Noutra sessão, a Comissária para a Energia deu exemplo do que observou recentemente em Moçambique onde metade da população não tem ainda acesso a eletricidade. "Podemos oferecer soluções mas, claro também podemos investir em energia solar e eólica de Moçambique", explicou Kadri Simpson.

Tirar o carvão das cozinhas africanas é salvar vidas

O diretor executivo da Agência Internacional da Energia tinha deixado um desafio no Pavilhão da UE na COP28 em torno do impacto do uso de energia não limpa em África onde deteta um triplo problema de energia, clima e de género.

"Hoje 80% da população africana prepara as suas refeições com equipamentos primitivos a carvão. E são sobretudo as mulheres que estão expostas a doenças respiratórias causadas por essa queima. Meio milhão de mulheres morre prematuramente na África Subsariana devido à falta de uma forma limpa de cozinhar. É muito fácil de resolver. Calculamos que precisamos de apenas 4 mil milhões de dólares por ano para resolver isto", acentuou Fatih Birol, que incita a Europa a olhar para este problema, anunciando que na próxima primavera irá organizar uma conferência internacional para abordar esta questão.

"Normalmente quando o nosso vizinho está em apuros, nós ajudamo-lo e vice-versa. Não há ninguém mais próximo de África do que a Europa", alertou Birol, recolhendo a concordância dos europeus presentes na sessão sobre energia limpa no pavilhão da UE.

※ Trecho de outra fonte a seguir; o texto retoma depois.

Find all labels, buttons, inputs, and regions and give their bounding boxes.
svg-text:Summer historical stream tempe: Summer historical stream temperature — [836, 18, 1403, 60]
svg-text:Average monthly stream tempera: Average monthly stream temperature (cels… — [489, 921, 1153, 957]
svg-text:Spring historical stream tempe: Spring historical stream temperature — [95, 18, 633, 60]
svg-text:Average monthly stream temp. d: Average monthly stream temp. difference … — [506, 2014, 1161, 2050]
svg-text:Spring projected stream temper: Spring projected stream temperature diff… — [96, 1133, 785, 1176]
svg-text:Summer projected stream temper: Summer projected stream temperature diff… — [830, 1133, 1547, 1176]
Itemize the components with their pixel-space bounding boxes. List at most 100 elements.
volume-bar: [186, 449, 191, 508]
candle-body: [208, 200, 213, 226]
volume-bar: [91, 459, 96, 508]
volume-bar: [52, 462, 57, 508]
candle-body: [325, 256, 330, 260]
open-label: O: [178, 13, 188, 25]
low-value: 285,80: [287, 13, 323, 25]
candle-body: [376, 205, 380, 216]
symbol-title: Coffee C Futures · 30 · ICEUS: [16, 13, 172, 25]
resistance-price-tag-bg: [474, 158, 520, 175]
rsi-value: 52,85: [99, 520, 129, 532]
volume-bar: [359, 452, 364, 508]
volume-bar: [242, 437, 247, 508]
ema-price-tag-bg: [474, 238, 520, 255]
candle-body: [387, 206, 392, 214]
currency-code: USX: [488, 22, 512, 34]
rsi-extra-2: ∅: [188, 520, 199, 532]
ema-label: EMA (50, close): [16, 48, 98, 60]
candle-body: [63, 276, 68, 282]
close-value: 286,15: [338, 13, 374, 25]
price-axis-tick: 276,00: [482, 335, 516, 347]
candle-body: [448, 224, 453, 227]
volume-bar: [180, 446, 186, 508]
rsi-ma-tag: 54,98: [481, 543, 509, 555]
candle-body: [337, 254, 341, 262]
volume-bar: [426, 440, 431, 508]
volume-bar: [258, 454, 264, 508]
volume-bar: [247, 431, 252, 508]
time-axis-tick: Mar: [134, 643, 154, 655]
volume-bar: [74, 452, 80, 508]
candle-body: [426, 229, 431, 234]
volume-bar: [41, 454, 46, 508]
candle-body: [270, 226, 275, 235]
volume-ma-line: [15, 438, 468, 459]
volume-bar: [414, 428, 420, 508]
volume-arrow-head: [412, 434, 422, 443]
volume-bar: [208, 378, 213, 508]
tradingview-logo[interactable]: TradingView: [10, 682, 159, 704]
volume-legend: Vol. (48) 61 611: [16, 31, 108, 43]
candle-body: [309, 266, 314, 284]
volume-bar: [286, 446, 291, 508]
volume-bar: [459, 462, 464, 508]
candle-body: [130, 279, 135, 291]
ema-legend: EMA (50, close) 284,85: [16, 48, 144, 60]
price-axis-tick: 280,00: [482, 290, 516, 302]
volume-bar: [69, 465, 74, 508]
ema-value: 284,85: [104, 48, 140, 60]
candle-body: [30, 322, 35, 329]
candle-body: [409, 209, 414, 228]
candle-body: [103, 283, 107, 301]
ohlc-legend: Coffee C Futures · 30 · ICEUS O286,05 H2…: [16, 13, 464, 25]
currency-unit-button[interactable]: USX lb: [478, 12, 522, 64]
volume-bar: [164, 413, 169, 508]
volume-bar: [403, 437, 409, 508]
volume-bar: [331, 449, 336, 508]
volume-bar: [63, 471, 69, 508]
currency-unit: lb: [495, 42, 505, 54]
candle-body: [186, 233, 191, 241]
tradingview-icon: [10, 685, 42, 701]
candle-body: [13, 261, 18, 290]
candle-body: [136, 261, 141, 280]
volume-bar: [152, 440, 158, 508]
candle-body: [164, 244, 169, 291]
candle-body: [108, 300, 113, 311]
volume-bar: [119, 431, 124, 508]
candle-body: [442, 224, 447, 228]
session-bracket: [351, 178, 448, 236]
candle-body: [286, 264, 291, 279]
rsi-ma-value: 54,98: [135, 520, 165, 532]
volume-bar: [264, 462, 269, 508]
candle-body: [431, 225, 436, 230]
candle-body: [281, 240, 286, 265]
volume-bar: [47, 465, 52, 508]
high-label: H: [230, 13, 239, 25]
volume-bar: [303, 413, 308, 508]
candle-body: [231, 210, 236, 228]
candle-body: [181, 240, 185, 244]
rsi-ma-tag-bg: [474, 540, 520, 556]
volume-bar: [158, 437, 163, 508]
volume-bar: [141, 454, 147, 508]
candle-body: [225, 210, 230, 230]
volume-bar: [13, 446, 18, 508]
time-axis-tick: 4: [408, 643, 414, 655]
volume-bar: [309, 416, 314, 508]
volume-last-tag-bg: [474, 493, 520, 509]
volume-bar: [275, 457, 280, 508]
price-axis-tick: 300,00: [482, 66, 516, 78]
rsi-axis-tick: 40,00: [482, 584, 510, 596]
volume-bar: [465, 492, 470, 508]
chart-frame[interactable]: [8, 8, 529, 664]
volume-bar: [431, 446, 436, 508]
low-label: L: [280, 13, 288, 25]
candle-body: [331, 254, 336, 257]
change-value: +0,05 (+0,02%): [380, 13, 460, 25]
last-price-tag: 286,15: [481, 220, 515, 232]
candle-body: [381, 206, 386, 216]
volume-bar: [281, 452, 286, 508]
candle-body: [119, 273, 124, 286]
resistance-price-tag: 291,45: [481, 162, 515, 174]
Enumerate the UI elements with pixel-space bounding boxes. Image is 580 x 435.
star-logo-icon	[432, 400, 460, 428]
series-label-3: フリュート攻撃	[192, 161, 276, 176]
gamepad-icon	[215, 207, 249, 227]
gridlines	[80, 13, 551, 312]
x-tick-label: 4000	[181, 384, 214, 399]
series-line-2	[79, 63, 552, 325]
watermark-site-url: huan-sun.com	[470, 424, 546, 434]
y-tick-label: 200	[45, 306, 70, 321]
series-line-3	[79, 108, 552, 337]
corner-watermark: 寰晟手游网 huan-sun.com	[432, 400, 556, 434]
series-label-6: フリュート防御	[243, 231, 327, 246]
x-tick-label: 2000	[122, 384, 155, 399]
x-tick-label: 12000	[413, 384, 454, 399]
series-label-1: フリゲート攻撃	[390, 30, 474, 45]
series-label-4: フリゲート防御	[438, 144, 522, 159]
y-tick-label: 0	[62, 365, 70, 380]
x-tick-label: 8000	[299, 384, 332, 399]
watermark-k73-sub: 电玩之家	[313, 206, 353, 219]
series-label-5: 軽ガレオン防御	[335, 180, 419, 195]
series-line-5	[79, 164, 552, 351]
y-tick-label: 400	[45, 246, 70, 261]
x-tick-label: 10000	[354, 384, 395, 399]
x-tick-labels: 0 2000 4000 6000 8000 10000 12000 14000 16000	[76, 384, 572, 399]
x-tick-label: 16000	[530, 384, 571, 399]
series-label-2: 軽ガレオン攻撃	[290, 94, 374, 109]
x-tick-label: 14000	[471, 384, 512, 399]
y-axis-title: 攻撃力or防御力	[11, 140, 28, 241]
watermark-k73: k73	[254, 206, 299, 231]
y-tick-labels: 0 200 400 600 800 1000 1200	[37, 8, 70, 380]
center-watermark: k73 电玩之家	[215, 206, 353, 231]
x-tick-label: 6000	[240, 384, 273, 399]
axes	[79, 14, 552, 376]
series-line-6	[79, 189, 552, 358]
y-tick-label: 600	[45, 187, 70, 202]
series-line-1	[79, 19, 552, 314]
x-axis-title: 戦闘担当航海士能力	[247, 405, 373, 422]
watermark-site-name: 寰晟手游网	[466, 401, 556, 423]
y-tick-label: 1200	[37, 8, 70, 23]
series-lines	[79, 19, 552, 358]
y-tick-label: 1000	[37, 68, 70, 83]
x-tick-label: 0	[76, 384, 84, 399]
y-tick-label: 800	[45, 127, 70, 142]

Tinne Van Der Straeten, ministra belga da Energia, reconhece que falta atenção a África e assume a necessidade de agir em relação a esse continente.

"É muito importante que construamos uma relação inclusiva, mas também equilibrada, com África e que anunciemos, numa perspetiva europeia, todos os nossos objetivos de hidrogénio verde. E quando falamos de África e do enorme potencial de energia eólica e solar, deveríamos colocar África não apenas como primeiro parceiro, mas também como primeiro beneficiário destas políticas".